Wall Street is set to do its best to help the Government National Mortgage Association to finally get off the ground with its long-stalled real estate mortgage investment conduit.

In response to a request last month from Alfred A. DelliBovi, deputy secretary of the Department of Housing and Urban Development, the Public Securities Association is forming a committee that will meet Sept. 8 at PSA headquarters in New York to discuss what will be required for Ginnie Mae to develop a Remic.

"We are responding to his request to become involved," said John Sites, chairman of the Mortgage Securities Division of PSA and senior managing director and executive vice president of Bear, Stearns & Co.

DelliBovi has said the agency has not developed an adequate business plan for issuing its mortgage-backed securities through Remics. Other companies, including the Federal National Mortgage Association and brokerage firms, have issued Ginnie Mae MBS through Remics, which permits the MBS to be sliced into myriad derivatives to meet various investment purposes.

If Ginnie Mae ultimately is permitted to issue mortgage-backed securities through Remics, it would become the second federal agency to do so using securities backed with the full faith and credit of the federal government.

The Department of Veterans Affairs June 15 issued the first Remic security backed by the full faith and credit of the federal government. While mortgage-backed securities issued by Fannie Mae and Freddie Mac carry the implied backing of the federal government, market experts believe that Ginnie Mae MBS issued via Remics will bring higher prices that would result in a drop of interest rates on mortgage loans backed by Ginnie Mae by as much as 20 basis points.
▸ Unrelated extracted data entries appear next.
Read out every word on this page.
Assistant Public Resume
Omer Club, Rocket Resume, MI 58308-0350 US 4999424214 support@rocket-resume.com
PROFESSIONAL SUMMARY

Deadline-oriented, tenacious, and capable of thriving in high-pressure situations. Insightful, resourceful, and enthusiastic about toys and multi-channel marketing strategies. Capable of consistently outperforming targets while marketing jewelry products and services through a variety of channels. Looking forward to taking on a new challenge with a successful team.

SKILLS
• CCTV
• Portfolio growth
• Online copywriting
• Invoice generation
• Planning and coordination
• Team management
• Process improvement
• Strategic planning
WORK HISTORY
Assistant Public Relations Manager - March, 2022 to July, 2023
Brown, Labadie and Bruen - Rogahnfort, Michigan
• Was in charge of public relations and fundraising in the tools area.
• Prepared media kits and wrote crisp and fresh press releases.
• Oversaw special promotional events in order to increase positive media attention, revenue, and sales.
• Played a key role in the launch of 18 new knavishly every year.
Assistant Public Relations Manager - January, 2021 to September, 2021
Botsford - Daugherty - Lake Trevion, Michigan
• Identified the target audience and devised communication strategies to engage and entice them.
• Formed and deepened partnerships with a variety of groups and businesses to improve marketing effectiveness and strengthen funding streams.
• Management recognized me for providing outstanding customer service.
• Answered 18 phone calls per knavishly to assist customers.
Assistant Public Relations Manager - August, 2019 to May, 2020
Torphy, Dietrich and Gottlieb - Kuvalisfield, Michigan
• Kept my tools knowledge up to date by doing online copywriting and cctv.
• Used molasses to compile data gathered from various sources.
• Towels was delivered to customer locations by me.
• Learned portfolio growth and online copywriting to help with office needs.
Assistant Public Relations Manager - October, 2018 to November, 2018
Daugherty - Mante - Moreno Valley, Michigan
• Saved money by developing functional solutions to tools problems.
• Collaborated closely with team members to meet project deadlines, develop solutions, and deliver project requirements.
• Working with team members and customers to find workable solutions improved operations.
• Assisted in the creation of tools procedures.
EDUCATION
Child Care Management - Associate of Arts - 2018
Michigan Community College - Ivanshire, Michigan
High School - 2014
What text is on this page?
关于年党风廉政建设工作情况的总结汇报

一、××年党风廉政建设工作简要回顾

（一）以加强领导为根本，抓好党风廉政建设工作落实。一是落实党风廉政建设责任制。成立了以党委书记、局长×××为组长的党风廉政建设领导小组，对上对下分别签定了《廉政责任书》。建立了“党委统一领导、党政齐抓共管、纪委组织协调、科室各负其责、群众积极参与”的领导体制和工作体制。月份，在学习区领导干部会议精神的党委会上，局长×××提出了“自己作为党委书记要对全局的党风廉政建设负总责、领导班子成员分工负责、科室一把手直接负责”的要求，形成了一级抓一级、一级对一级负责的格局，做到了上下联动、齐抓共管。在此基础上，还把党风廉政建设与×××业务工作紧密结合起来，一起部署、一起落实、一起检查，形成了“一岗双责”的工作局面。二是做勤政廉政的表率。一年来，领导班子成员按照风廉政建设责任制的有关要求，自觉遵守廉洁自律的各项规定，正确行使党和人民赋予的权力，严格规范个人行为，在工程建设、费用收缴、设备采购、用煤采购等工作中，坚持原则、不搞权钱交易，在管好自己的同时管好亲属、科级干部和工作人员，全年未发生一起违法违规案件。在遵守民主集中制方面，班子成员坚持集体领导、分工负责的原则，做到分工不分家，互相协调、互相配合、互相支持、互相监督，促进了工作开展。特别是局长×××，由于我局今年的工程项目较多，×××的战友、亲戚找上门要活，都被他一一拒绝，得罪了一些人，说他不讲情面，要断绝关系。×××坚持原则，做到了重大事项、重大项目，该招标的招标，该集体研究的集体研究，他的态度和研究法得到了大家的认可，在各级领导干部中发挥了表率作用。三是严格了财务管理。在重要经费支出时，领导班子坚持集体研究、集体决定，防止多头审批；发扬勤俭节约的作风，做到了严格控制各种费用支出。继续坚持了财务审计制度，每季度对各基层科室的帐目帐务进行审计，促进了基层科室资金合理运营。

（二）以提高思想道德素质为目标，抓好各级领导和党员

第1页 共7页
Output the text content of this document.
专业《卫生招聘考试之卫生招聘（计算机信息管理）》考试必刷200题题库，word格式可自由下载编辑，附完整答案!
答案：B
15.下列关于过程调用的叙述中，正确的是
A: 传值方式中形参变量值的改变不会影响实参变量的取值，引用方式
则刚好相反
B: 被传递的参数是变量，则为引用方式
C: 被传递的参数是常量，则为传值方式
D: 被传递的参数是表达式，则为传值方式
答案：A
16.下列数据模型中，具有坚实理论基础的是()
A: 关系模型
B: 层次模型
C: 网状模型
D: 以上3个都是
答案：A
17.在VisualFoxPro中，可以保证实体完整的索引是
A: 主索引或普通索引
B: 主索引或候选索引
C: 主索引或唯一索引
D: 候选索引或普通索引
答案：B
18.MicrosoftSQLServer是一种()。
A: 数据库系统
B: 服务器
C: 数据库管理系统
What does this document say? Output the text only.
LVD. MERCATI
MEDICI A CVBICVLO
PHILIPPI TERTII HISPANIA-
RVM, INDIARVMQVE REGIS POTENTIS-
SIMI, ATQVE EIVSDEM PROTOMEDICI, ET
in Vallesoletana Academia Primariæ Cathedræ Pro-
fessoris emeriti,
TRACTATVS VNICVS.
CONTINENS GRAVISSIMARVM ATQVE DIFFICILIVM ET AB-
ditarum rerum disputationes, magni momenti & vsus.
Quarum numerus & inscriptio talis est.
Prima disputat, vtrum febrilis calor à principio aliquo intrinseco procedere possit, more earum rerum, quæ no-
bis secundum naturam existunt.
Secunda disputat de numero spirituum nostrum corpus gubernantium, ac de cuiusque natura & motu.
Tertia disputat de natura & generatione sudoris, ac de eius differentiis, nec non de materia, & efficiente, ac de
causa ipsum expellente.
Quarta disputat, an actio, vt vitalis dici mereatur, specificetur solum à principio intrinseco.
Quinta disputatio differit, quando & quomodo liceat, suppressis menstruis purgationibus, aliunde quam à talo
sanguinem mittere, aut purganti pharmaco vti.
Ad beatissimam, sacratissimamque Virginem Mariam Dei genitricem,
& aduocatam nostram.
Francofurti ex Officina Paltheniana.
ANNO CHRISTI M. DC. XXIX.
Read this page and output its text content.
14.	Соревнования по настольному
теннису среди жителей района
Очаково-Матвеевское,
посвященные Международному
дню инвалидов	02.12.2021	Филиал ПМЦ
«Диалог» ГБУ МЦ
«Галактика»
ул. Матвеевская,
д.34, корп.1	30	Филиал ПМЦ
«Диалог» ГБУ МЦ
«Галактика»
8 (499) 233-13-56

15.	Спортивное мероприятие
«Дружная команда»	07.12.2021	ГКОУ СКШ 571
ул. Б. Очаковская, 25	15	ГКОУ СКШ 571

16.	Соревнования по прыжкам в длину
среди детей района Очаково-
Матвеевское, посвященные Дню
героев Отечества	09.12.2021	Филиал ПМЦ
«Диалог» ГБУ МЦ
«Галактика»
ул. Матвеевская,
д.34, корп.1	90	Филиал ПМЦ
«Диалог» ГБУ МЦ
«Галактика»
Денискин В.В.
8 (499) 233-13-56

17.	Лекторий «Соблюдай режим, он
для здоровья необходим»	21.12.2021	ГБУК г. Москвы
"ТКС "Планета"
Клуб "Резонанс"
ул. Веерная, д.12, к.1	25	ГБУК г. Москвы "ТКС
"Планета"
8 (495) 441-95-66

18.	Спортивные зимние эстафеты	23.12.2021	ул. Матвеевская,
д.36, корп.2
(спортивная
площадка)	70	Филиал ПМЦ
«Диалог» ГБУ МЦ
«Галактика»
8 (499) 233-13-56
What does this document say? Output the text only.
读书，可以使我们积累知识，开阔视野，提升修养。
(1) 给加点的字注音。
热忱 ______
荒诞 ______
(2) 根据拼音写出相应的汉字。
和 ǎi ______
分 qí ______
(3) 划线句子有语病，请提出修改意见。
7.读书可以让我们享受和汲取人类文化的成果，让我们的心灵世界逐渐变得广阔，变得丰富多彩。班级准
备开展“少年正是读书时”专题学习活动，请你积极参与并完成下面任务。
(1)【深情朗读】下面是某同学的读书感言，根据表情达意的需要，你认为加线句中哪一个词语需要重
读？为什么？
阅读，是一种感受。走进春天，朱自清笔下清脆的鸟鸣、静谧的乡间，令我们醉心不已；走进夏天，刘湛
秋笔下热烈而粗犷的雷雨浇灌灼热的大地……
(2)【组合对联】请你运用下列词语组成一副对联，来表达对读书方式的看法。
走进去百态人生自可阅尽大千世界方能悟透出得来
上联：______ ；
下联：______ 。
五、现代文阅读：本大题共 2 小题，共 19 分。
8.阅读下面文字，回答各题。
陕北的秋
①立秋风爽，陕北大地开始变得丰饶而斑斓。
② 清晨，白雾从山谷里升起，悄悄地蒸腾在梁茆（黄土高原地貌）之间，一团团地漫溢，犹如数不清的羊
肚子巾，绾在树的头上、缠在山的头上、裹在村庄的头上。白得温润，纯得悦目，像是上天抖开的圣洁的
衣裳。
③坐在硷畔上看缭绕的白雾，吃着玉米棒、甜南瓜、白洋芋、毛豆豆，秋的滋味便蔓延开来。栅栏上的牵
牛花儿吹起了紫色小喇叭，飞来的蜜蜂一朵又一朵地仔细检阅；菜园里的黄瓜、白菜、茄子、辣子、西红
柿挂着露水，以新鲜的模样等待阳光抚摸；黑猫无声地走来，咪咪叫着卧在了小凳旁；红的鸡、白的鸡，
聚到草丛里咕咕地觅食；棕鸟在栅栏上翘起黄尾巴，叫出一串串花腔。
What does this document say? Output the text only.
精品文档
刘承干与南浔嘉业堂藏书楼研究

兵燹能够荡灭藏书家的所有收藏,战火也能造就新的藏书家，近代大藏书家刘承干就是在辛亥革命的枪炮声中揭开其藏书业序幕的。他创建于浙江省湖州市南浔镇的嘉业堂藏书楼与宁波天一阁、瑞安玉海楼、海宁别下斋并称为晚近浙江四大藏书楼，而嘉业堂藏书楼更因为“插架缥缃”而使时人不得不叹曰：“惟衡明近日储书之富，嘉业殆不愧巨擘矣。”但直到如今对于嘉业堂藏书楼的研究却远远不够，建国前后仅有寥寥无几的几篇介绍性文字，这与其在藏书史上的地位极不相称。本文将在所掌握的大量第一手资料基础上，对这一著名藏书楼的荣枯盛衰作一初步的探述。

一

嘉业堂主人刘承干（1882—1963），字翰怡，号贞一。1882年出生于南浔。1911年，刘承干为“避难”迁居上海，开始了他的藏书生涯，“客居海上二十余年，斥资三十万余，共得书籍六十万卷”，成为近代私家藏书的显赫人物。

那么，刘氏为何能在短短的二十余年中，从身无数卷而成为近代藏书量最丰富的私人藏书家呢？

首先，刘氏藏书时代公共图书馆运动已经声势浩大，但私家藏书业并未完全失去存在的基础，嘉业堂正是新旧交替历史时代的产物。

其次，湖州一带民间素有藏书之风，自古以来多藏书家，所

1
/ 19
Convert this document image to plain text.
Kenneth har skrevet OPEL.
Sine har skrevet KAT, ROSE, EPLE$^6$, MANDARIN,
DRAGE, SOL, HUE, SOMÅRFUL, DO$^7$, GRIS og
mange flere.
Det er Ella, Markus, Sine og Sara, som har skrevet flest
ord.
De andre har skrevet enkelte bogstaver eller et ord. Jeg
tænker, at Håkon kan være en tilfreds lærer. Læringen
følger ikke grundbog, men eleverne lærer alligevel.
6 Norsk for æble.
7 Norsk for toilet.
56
"There is a definite demand for the product." said Andrew S. Carron, Sites' predecessor as chairman of the PSA's Mortgage Securities Division and a director of fixed-income research at the First Boston Corp. "There are many types of investors who are limited only to those securities backed by the full faith and credit of the federal government."

Michael Taliefero, director of the Washington office of Channeling Capital. an Oakland, Calif.,mortgage consulting firm, was skeptical about DelliBovi's criticism of the management capacity of Ginnie Mae. "They can always contract out for managers of a Remic program." he said. "I think it is evidence of a lack of vision at HUD."

DElliBovi said even if the management of a Remic is contracted out. Ginnie Mae still retains the ultimate responsibility for the investment scenarios chosen for the MBS derivatives issued through the Remics.

Taliefero said the highest priority is for HUD to resolve problems at the Federal Housing Administration, including what he considers an uncompetitive FHA insurance premium.

"If the FHA problems are resolved and Ginnie Mae is permitted to use Remics, HUD will have a very good product." he added.